If paying celebrities to go galivanting around the world finding out more about their relatives was all it did, then Who Do You Think You Are?
(BBC One, Wednesday, 9pm) would be a pretty despicable programme. Why don't the celebrities fund their own research? Why on earth should we pay for them to sit in the archives and cry over the sad lives of their ancestors? Could it be that a celebrity tear isn't worth shedding unless there's a camera pointing at it?
The truth is that, as well as all this celebrity introspection, there has always been another level to the programme, one that tells the wider social story of Britain and explores not only how much we have changed over the past 150 years or so, but also how much we haven't.
Last week's programme, featuring the singer Annie Lennox, was a good example. Lennox grew up in Aberdeen and went back there to find out more about her family. After a lot of clumping around the cold, grey streets, she discovered that her great-great-great grandmother Mary had been a pauper, living in a dark, blackened room up a discouraging close. To survive, Mary had to rely on poor relief, the Victorian equivalent of the benefits system, and it was here that some of the most striking parallels between then and now emerged.

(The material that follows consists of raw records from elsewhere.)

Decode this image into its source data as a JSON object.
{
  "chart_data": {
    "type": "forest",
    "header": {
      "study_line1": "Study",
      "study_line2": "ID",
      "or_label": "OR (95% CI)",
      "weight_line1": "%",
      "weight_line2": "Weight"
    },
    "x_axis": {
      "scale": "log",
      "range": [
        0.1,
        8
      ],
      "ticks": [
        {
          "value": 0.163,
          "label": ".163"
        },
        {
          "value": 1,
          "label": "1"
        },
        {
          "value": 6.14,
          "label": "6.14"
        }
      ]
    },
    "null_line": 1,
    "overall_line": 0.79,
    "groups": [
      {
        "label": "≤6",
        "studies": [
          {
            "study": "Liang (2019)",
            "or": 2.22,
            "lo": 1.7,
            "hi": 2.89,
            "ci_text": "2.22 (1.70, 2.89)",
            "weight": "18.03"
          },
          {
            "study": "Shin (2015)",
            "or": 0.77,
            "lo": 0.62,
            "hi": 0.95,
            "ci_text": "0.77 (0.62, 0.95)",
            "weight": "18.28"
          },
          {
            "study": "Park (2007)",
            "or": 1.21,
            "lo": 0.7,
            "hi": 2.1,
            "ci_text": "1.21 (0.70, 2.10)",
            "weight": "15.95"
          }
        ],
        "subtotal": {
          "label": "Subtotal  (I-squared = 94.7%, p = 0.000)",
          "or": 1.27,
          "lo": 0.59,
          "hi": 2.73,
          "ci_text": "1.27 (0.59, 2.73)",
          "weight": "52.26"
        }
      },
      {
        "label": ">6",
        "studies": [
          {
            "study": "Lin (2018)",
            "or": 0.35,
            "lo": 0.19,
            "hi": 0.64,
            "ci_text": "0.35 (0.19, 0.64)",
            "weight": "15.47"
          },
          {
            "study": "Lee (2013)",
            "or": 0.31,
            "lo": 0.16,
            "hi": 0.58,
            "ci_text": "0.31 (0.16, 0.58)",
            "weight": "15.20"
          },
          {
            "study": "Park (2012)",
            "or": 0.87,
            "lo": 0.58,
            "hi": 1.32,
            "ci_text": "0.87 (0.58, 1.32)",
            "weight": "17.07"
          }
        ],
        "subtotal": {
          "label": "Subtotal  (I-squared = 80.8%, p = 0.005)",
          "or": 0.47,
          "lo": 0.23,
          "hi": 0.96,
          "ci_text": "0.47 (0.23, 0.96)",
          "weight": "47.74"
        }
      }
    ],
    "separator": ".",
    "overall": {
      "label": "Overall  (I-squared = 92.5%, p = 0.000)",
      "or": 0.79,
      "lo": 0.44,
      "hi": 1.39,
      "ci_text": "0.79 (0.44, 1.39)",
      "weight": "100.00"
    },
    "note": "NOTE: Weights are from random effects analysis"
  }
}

Poor relief was based on the idea that the poor could be divided into two categories: deserving and undeserving, and you were only deserving if you could prove you were unable, rather than unwilling, to work. Those who did apply for the relief were taken in front of sombre church hearings in which well-fed men in tight dog collars made their judgment. Even if the judgment was favourable, the poor relief would always be set at the bare minimum so as not to encourage idleness.
Lennox was shocked when she heard this – it seemed, she said, like a dark Victorian melodrama. But the facts of the story don't require a lot of retuning to sound more current. We are in the middle of a debate right now about the benefits system and the questions are the same. Is it too soft? Does it encourage the idle in their joblessness? The language may be different but the implication is the same: there are some poor people who are lazy and must be forced out of their idleness.
The effect of all this on Lennox was clear. Wrapped up in a big scarf to protect her against the dour Aberdeen winds, she said the story of her family, and Victorian society, was now more clearly focused for her. "It ceases to be a fiction or an abstraction," she said. "The Victorian times in Scotland were incredibly tough."
But perhaps there was another, more positive message to be learned from the programme. If Who Do You Think You Are? proves anything, it's that most families, a few generations back, were affected by poverty; most of us lived in the dark. But in the 1970s and 1980s, millions of us escaped, Lennox included. She was part of the first generation in which most people had genuine comfort. Perhaps looking back on the dark, frightening history of Victorian poverty should remind us of that most of all.